Nigeria Centre for Disease Control (NCDC), says it is working with the 36 states and the FCT to assess their capacities to prevent, detect and rapidly respond to public health risks.
The Director-General, NCDC, Dr. Ifedayo Adetifa, disclosed this on Thursday in Abuja at the Health Security Policy Dialogue, organised by the Nigeria Health Watch.
The dialogue has the theme, “Decentralising Health Security: Lessons from the COVID-19 Response”.
The Joint External Evaluations (JEE) is a voluntary evaluation of a country’s ability to find, stop and prevent disease threats.
The JEE guides the development of National Action Plan For Health Security.

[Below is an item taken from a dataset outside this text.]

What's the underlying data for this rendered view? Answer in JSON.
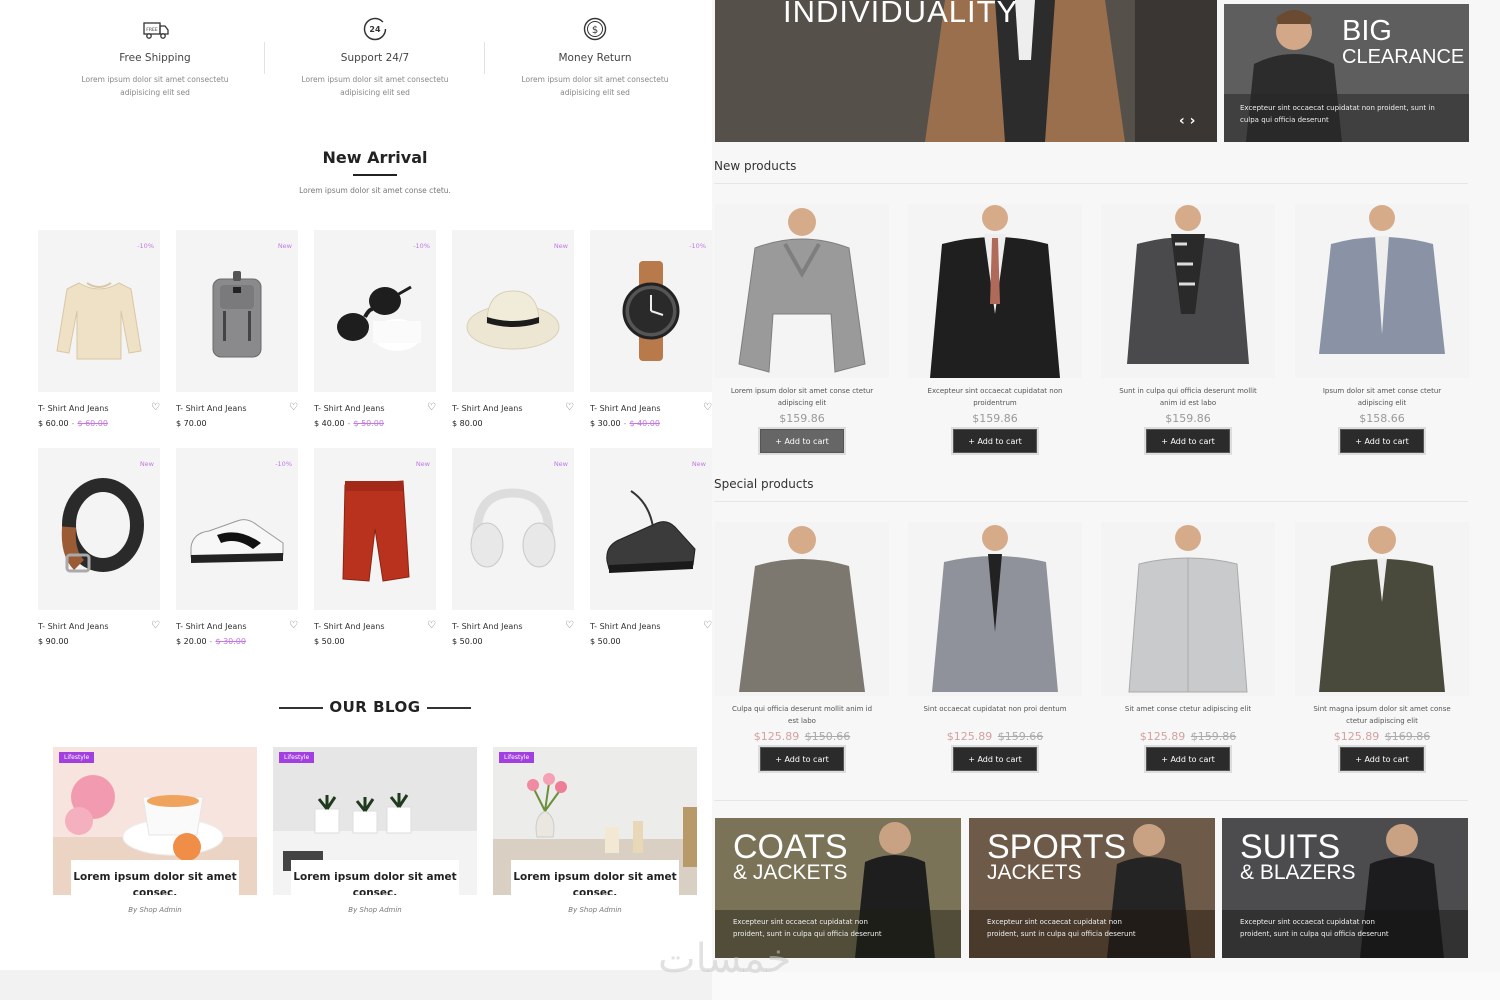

It is used to determine funding requirements, technical capacity and other resources needed to bridge major gaps identified.
Nigeria conducted the last JEE in June 2017.
Adetifa said that the outcome of the assessment would enhance the country’s level of pandemic preparedness and plans to strengthen health security.
The D-G stressed that one of the agency’s priorities was to provide support and coordination for optimal epidemic preparedness and response in states.
“This will help us as a country to identify the most critical gaps within our human and animal health systems to prioritise opportunities for enhanced preparedness and response.
“It is important to ensure that states understand their roles and the gaps that exists,” he said.
The NCDC boss said that states must realise the need to secure funding for epidemic preparedness and response in their budgetary allocations, in addition to political commitment.
“We will continue to push for states in Nigeria to see the power that lies in their hands to change the health outcomes in their localities and constituents,” he added.
According to him, the major concern in the interconnected world is that every country is under siege by pathogens which can constitute danger to everybody.